Kegiatan Rembuk Stunting ini dihadiri oleh Wali Nagari Muara Bodi, perangkat desa, Badan Permusyawaratan Nagari (BPN), TAPM,Pendamping Desa, Bidan Desa, Tenaga Kesehatan dari Puskesmas IV Nagari, kader Posyandu, kader PKK, tokoh masyarakat, tokoh agama, serta unsur masyarakat lainnya yang terkait dengan upaya pencegahan dan penanganan stunting.
Acara dimulai dengan pembukaan oleh pembawa acara, dilanjutkan dengan sambutan dari Wali Nagari Muaro Bodi yang menyampaikan pentingnya pelaksanaan Rembuk Stunting sebagai forum musyawarah untuk menyepakati prioritas kegiatan dalam rangka percepatan penurunan stunting di Nagari. Dalam sambutannya, Wali Nagari menekankan bahwa stunting merupakan masalah serius yang memerlukan keterlibatan seluruh elemen masyarakat secara terpadu dan berkelanjutan.

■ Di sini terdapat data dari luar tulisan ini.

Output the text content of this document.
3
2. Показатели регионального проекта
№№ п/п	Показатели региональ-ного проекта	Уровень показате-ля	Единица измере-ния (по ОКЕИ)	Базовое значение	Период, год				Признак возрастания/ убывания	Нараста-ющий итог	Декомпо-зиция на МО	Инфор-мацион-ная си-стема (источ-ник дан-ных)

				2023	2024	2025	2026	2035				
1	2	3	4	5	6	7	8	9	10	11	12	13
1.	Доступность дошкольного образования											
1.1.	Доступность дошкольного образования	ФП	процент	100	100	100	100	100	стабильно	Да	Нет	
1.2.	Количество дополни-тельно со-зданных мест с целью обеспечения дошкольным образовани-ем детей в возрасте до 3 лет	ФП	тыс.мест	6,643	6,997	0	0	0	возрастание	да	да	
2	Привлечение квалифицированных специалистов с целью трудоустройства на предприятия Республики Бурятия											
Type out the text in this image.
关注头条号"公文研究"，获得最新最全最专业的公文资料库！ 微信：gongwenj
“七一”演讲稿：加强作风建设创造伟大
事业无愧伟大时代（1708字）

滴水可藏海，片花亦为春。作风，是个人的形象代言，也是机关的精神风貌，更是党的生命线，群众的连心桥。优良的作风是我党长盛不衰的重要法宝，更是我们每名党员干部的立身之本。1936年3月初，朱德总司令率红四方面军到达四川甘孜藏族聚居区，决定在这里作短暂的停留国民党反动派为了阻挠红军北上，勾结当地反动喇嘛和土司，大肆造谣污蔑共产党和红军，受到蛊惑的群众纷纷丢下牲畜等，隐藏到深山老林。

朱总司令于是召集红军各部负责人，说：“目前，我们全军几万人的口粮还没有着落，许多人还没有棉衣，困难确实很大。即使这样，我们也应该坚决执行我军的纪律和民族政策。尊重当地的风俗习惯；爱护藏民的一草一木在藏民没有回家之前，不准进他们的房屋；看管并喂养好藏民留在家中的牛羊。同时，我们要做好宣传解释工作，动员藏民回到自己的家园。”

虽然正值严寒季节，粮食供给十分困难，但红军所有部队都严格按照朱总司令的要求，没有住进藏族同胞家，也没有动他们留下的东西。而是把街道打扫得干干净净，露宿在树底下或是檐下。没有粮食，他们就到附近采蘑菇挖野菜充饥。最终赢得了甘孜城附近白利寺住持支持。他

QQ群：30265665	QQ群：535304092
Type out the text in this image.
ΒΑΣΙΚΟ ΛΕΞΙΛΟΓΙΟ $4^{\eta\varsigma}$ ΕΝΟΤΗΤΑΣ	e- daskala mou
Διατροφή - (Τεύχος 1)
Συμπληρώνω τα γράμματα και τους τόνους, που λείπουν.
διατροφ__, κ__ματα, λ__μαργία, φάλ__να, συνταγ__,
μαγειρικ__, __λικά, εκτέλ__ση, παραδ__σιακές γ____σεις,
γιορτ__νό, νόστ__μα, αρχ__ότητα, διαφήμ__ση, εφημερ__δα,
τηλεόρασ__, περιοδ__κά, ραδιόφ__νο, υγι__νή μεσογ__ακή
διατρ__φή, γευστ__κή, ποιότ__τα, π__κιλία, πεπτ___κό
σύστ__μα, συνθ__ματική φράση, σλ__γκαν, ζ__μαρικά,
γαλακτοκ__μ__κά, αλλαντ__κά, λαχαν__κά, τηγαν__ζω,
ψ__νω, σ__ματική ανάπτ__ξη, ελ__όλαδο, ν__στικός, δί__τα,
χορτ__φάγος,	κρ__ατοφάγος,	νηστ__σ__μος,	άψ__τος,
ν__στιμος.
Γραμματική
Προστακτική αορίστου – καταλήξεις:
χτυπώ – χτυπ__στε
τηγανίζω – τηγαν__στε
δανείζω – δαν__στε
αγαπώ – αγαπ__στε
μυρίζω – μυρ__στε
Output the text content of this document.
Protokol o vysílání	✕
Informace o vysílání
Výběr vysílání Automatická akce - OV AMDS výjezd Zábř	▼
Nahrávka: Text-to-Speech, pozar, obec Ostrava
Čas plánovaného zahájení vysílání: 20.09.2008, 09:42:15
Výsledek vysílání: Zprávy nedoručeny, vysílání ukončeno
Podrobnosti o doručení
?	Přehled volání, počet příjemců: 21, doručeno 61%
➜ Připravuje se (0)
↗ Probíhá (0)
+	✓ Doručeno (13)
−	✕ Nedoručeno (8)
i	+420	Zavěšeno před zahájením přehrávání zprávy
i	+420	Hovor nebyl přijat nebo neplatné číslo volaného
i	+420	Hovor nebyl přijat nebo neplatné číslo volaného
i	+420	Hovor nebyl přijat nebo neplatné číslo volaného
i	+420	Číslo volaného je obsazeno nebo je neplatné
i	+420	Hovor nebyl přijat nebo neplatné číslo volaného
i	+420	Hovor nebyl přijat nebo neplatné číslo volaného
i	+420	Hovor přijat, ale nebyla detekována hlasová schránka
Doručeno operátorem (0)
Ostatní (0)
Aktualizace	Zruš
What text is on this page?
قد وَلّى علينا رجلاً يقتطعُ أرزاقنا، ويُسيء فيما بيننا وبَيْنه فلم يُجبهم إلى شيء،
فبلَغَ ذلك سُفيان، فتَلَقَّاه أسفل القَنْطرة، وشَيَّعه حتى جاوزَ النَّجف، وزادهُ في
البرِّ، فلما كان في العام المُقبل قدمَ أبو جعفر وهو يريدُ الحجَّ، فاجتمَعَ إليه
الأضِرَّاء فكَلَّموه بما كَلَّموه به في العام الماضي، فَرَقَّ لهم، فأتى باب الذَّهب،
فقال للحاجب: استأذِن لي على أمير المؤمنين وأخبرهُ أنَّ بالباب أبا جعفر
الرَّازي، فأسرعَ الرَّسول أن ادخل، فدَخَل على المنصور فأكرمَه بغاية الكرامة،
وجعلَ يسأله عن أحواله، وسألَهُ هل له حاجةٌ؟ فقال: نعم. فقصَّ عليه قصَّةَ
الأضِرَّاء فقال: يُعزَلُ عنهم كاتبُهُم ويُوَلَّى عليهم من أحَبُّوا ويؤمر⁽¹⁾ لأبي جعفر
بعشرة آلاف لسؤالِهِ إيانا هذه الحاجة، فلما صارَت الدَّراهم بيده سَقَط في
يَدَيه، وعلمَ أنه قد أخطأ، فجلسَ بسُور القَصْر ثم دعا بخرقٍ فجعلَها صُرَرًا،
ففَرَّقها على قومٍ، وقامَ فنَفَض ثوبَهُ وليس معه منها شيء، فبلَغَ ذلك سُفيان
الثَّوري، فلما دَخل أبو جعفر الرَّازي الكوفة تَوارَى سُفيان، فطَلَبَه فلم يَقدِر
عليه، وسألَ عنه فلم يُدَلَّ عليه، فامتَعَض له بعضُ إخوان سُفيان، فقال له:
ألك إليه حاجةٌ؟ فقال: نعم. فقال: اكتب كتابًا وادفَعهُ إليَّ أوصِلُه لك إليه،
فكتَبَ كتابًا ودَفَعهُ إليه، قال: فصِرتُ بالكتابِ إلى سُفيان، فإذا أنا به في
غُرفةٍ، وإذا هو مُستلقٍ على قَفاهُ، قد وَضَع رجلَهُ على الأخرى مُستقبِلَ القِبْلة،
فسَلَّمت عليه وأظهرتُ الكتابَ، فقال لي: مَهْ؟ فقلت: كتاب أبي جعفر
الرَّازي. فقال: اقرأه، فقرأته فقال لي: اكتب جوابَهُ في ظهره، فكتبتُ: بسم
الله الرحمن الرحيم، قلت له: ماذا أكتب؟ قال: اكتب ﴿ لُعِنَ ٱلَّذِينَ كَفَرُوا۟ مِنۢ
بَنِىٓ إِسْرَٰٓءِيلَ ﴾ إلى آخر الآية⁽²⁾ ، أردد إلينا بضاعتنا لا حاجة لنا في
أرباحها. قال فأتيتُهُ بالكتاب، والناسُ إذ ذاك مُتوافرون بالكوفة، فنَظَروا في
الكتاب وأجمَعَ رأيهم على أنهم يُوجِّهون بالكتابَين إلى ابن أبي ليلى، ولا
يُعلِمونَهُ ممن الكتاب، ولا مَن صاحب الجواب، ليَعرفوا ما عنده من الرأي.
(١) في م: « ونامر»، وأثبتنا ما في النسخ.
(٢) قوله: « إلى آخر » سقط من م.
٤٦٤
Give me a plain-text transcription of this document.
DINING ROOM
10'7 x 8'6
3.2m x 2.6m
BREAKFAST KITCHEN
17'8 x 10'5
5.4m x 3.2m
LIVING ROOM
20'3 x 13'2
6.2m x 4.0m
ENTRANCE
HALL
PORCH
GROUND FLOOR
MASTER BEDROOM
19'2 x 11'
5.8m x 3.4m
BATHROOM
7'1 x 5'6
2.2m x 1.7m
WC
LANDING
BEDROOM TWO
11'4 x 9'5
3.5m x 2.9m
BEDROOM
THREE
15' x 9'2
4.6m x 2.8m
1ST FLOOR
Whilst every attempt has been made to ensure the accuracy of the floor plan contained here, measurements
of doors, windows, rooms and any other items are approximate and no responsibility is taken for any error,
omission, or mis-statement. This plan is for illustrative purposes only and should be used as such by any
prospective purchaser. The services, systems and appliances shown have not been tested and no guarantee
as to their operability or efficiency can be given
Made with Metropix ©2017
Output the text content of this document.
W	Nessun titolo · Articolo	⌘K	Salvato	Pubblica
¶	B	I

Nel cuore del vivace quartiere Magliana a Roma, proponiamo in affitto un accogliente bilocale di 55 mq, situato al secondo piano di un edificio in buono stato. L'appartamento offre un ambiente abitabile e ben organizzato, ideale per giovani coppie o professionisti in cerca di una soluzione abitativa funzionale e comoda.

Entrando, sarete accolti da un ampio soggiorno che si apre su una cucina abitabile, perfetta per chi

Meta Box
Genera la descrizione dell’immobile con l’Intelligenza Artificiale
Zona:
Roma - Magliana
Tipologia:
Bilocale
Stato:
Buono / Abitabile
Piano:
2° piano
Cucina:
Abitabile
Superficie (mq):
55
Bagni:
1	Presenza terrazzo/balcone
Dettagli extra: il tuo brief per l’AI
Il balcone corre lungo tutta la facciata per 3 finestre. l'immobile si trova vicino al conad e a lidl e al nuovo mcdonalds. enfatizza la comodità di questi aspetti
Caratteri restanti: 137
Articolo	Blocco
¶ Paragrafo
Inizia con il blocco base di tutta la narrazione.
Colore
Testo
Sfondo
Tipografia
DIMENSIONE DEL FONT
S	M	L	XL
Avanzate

Selanjutnya, Kepala Puskesmas dan perwakilan dari Puskesmas IV Nagari menyampaikan pemaparan terkait kondisi stunting di Nagari Muaro Bodi, meliputi data jumlah balita stunting, ibu hamil berisiko, serta kondisi sanitasi dan gizi masyarakat. Disampaikan pula berbagai faktor penyebab stunting, seperti kurangnya asupan gizi seimbang, pola asuh yang belum optimal, serta keterbatasan akses terhadap sanitasi dan air bersih.
Setelah pemaparan materi, kegiatan dilanjutkan dengan sesi diskusi dan musyawarah yang melibatkan seluruh peserta. Dalam sesi ini, peserta memberikan berbagai masukan dan usulan kegiatan prioritas yang akan dilaksanakan pada tahun perencanaan berikutnya. Beberapa usulan kegiatan yang disepakati antara lain peningkatan kegiatan Posyandu, pemberian makanan tambahan (PMT) bagi balita dan ibu hamil, penyuluhan gizi dan kesehatan bagi ibu hamil dan ibu balita, peningkatan akses sanitasi layak, serta pelaksanaan edukasi perilaku hidup bersih dan sehat (PHBS).
Hasil dari Rembuk Stunting ini kemudian dirumuskan menjadi daftar kegiatan prioritas pencegahan dan penanganan stunting yang akan diintegrasikan ke dalam dokumen perencanaan desa, seperti RKP Desa dan APBDes. Kesepakatan tersebut menjadi dasar bagi Pemerintah Nagari Muaro Bodi dalam mengalokasikan anggaran dan melaksanakan program yang berfokus pada peningkatan kualitas kesehatan ibu dan anak.
Kegiatan Rembuk Stunting Nagari Muaro Bodi berjalan dengan lancar, tertib, dan penuh partisipasi dari seluruh peserta. Diharapkan melalui kegiatan ini, kesadaran masyarakat terhadap pentingnya pencegahan stunting semakin meningkat, serta terbangun komitmen bersama untuk mewujudkan generasi yang sehat, cerdas, dan berkualitas di Nagari Muaro Bodi.